Quizás usted no lo sepa, doña Mercedes, pero su voz es de esas cosas que, como muchas otras, forman parte de la infancia: el sol en una pequeña azotea con macetas, el olor a café tostado, y por entre los corredores oscuros desgranándose suavemente las notas de la Luna Tucumana. Como usted. Su pronunciación acentuándose orgullosamente en las erres sin la vergüenza propia del ecuatoriano que siempre pretende hablar como cualquier cosa menos como ecuatoriano. Eso me llamaba la atención. Y ese timbre límpido, joven, aunque su dueña ya no lo fuera tanto, recordando cómo Alfonsina Storni se iba sumergiendo lentamente en el mar para poder terminar con dignidad su vida intensa y tantas veces tan dolorida.
Doña Mercedes, quizás no lo sepa, pero era usted un miembro más de la familia. Se lo digo en serio, aunque sea para decir en un almuerzo que ya no sonaba igual que antes. Y no importaba. No importaba. Porque igual estaba ahí la voz que nos cantaba las verdades con todas sus variantes, y nos llevaba de la mano a sentir que podíamos ser libres como los pájaros, o por lo menos, como ellos, sentir que volamos creyéndonos libres a pesar de todo.
Fue su voz, doña Mercedes, la que nos acunó las utopías en los años universitarios. Y todos coreamos tantísimas veces eso de “Solo le pido a Dios…” sintiendo hasta la médula de los huesos que ese Dios se iba a olvidar que le negábamos consuetudinariamente y nos iba a ayudar a que la guerra no nos sea indiferente, como de hecho ya no lo era ni lo fue nunca más.
Y luego también fue su voz de mujer la que nos enseñó a irnos acomodando entre las transiciones de cada día, de cada hora, de cada etapa de la vida, hablándonos, cantándonos ya no de grandes causas, sino de los sencillos sentimientos cotidianos y de la intensidad de los reencuentros, así como del desgarrón oscuro, pero quizás esperanzado, de los adioses.
Como este adiós.
No me gusta lamentar con lugares comunes el final de la vida de los que optaron por la belleza, de los que mientras les duró el corazón en firme supieron regalarnos algo más que alegría. Y sin embargo, esta mañana, cuando me entero de que ya no estará físicamente entre nosotros, rememoro los corredores de aquella casa en donde por primera vez oí su voz, o las noches de guitarreada en donde no podía faltar, o la expresión serenamente transportada de mi padre mientras se deleitaba escuchándola empezar un “Si mi negra me abandona, lloraré toda la vida…” en un casete que me robaba cada vez que podía, y entonces se me instala en la garganta algo así como un desamparo inconmensurable, Doña Mercedes.
Sé que la muerte forma parte de la vida, y que tras las lágrimas casi siempre el camino se ve más claro y se comprende mejor a dónde vamos.

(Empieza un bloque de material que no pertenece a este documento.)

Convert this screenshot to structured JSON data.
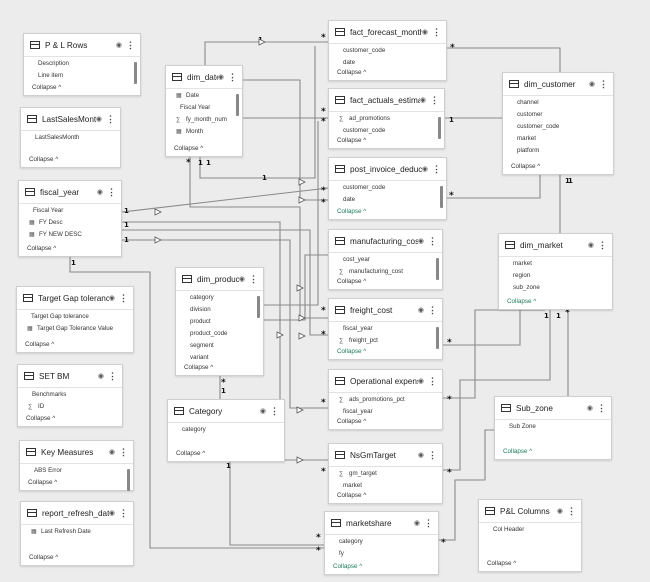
{
  "tables": {
    "p_l_rows": {
      "title": "P & L Rows",
      "fields": [
        "Description",
        "Line item"
      ],
      "collapse": "Collapse"
    },
    "last_sales_month": {
      "title": "LastSalesMonth",
      "fields": [
        "LastSalesMonth"
      ],
      "collapse": "Collapse"
    },
    "fiscal_year": {
      "title": "fiscal_year",
      "fields": [
        "Fiscal Year",
        "FY Desc",
        "FY NEW DESC"
      ],
      "collapse": "Collapse"
    },
    "target_gap": {
      "title": "Target Gap tolerance",
      "fields": [
        "Target Gap tolerance",
        "Target Gap Tolerance Value"
      ],
      "collapse": "Collapse"
    },
    "set_bm": {
      "title": "SET BM",
      "fields": [
        "Benchmarks",
        "ID"
      ],
      "collapse": "Collapse"
    },
    "key_measures": {
      "title": "Key Measures",
      "fields": [
        "ABS Error"
      ],
      "collapse": "Collapse"
    },
    "report_refresh": {
      "title": "report_refresh_date",
      "fields": [
        "Last Refresh Date"
      ],
      "collapse": "Collapse"
    },
    "dim_date": {
      "title": "dim_date",
      "fields": [
        "Date",
        "Fiscal Year",
        "fy_month_num",
        "Month"
      ],
      "collapse": "Collapse"
    },
    "dim_product": {
      "title": "dim_product",
      "fields": [
        "category",
        "division",
        "product",
        "product_code",
        "segment",
        "variant"
      ],
      "collapse": "Collapse"
    },
    "category": {
      "title": "Category",
      "fields": [
        "category"
      ],
      "collapse": "Collapse"
    },
    "fact_forecast": {
      "title": "fact_forecast_monthly",
      "fields": [
        "customer_code",
        "date"
      ],
      "collapse": "Collapse"
    },
    "fact_actuals": {
      "title": "fact_actuals_estimates",
      "fields": [
        "ad_promotions",
        "customer_code"
      ],
      "collapse": "Collapse"
    },
    "post_invoice": {
      "title": "post_invoice_deducti...",
      "fields": [
        "customer_code",
        "date"
      ],
      "collapse": "Collapse"
    },
    "manufacturing": {
      "title": "manufacturing_cost",
      "fields": [
        "cost_year",
        "manufacturing_cost"
      ],
      "collapse": "Collapse"
    },
    "freight": {
      "title": "freight_cost",
      "fields": [
        "fiscal_year",
        "freight_pct"
      ],
      "collapse": "Collapse"
    },
    "operational": {
      "title": "Operational expense",
      "fields": [
        "ads_promotions_pct",
        "fiscal_year"
      ],
      "collapse": "Collapse"
    },
    "nsgm": {
      "title": "NsGmTarget",
      "fields": [
        "gm_target",
        "market"
      ],
      "collapse": "Collapse"
    },
    "marketshare": {
      "title": "marketshare",
      "fields": [
        "category",
        "fy"
      ],
      "collapse": "Collapse"
    },
    "dim_customer": {
      "title": "dim_customer",
      "fields": [
        "channel",
        "customer",
        "customer_code",
        "market",
        "platform"
      ],
      "collapse": "Collapse"
    },
    "dim_market": {
      "title": "dim_market",
      "fields": [
        "market",
        "region",
        "sub_zone"
      ],
      "collapse": "Collapse"
    },
    "sub_zone": {
      "title": "Sub_zone",
      "fields": [
        "Sub Zone"
      ],
      "collapse": "Collapse"
    },
    "pl_columns": {
      "title": "P&L Columns",
      "fields": [
        "Col Header"
      ],
      "collapse": "Collapse"
    }
  },
  "cardinality": {
    "one": "1",
    "many": "*"
  },
  "colors": {
    "line": "#8a8a8a",
    "collapse_green": "#1d7a5f"
  }
}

Alguien, compatriota suya, amiga de mi alma, me abandonó también hace un par de años. Supongo que ahora estarán juntas, aunque sea en mi recuerdo. Y puedo sonreír al imaginarlo, más allá de la nostalgia que me atenaza.
Doña Mercedes, me habría encantado conocerla, ¿sabe? Más allá o más adentro del escenario: estrechar su mano, besar su mejilla, darle un abrazo y decirle mil gracias. Como igual le digo ahora gracias a la vida que nos ha dado tanto; gracias a la vida que nos dio a Mercedes. Y ya nada ni nadie nos la puede arrebatar.